[Frontiers in Bioscience 17, 1362-1388, January 1, 2012]

DNA repair mechanisms protect our genome from carcinogenesis

Maria Carolina Strano Moraes1, Januario Bispo Cabral Neto1,2, Carlos Frederico Martins Menck1

1Department of Microbiology, Institute of Biomedical Sciences, University of Sao Paulo, Av. Prof. Lineu Prestes, 1374, Sao Paulo, SP, Brazil, 2Institute of Biophysics Carlos Chagas Filho, Federal University of Rio de Janeiro, Rio de Janeiro, RJ, Brazil


1. Abstract
2. Introduction
3. Xeroderma pigmentosum and other NER-related disorders: NER defects promote cancer prone and progeria syndromes
4. Ataxia-telangiectasia: starting point for understanding the DNA damage-response network
4.1. Which comes first: sensors or transducers?
5. The many facets of Fanconi anemia
5.1. ICLs: a huge challenge for DNA replication countered by a criss-cross pathway
5.2. FA/BRCA pathway and iPS cells technique: a hope in gene/cell therapy
6. Other genome instability syndromes related to DNA repair defects
6.1. MYH-associated polyposis (MAP) and Lynch syndromes
6.2. The Bloom, Werner and Rothmund-Thomson syndromes
6.3. Neurodegenerative and neuromuscular diseases
6.4. Atherosclerosis and the Metabolic syndrome
6.5. New target partners involved in DDR and more potential DNA repair related disorders
7. DNA repair and cancer chemotherapy
7.1. The PARP inhibitors
7.2. Targeting the FA/BRCA pathway for cancer therapy
8. Summary and perspectives
8.1. Unrepaired DNA damage: a shortcut towards cancer and aging
8.2. Targeting DNA damage responses for therapy
9. Acknowledgments
10. References


Human cells are constantly exposed to DNA damage.
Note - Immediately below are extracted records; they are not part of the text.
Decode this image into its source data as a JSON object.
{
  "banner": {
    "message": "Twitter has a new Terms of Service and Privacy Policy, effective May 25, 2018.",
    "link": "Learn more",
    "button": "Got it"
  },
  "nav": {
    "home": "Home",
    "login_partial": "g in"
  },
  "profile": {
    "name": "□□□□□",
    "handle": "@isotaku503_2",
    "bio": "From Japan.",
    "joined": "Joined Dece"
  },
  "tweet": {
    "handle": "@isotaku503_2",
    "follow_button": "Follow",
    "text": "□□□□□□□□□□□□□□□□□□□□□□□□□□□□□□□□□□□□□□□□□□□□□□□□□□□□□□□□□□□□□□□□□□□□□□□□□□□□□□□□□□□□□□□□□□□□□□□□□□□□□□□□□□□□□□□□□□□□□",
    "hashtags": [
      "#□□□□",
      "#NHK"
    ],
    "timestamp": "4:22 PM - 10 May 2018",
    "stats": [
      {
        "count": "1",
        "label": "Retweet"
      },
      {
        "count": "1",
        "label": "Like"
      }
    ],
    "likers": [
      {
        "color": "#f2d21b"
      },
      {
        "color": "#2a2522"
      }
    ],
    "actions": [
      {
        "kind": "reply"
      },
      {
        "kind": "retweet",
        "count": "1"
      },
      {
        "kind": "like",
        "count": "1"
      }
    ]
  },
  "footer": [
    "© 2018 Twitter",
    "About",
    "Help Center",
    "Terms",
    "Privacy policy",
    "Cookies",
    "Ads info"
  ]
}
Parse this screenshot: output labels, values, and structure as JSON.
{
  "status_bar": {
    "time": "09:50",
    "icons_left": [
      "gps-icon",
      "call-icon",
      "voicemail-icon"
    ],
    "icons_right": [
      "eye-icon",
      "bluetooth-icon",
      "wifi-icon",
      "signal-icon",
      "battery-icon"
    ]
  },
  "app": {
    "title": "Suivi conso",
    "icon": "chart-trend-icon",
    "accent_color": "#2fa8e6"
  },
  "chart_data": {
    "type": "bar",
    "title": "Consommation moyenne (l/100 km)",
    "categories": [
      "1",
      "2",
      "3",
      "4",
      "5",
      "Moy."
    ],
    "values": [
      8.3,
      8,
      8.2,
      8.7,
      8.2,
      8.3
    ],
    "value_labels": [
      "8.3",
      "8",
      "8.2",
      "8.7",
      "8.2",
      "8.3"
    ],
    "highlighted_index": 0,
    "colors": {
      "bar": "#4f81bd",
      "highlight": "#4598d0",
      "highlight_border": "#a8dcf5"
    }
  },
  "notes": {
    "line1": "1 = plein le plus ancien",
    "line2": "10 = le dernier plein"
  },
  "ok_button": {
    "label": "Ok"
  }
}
Without repair, damage can result in genetic instability and eventually cancer. The strong association between the lack of DNA damage repair, mutations and cancer is dramatically demonstrated by a number of cancer-prone human syndromes, such as xeroderma pigmentosum (XP), ataxia-telangiectasia (AT) and Fanconi anemia (FA). This review focuses on the historical discoveries related with these three diseases and describes their impact on the understanding of DNA repair mechanisms and the causes of human cancer. As deficiencies in DNA repair are also often related with progeria symptoms, unrepaired damage and aging are somehow related. Several other pathologies associated with DNA repair defects, genetic instability and increased cancer risk are also discussed. In fact, studies with cells from these many syndromes have helped in understanding important levels of protection against cancer and aging, although little help has actually been conferred to the patients in terms of therapy. Finally, the recent advances in combined basic and translational research on DNA repair and chemotherapy are presented.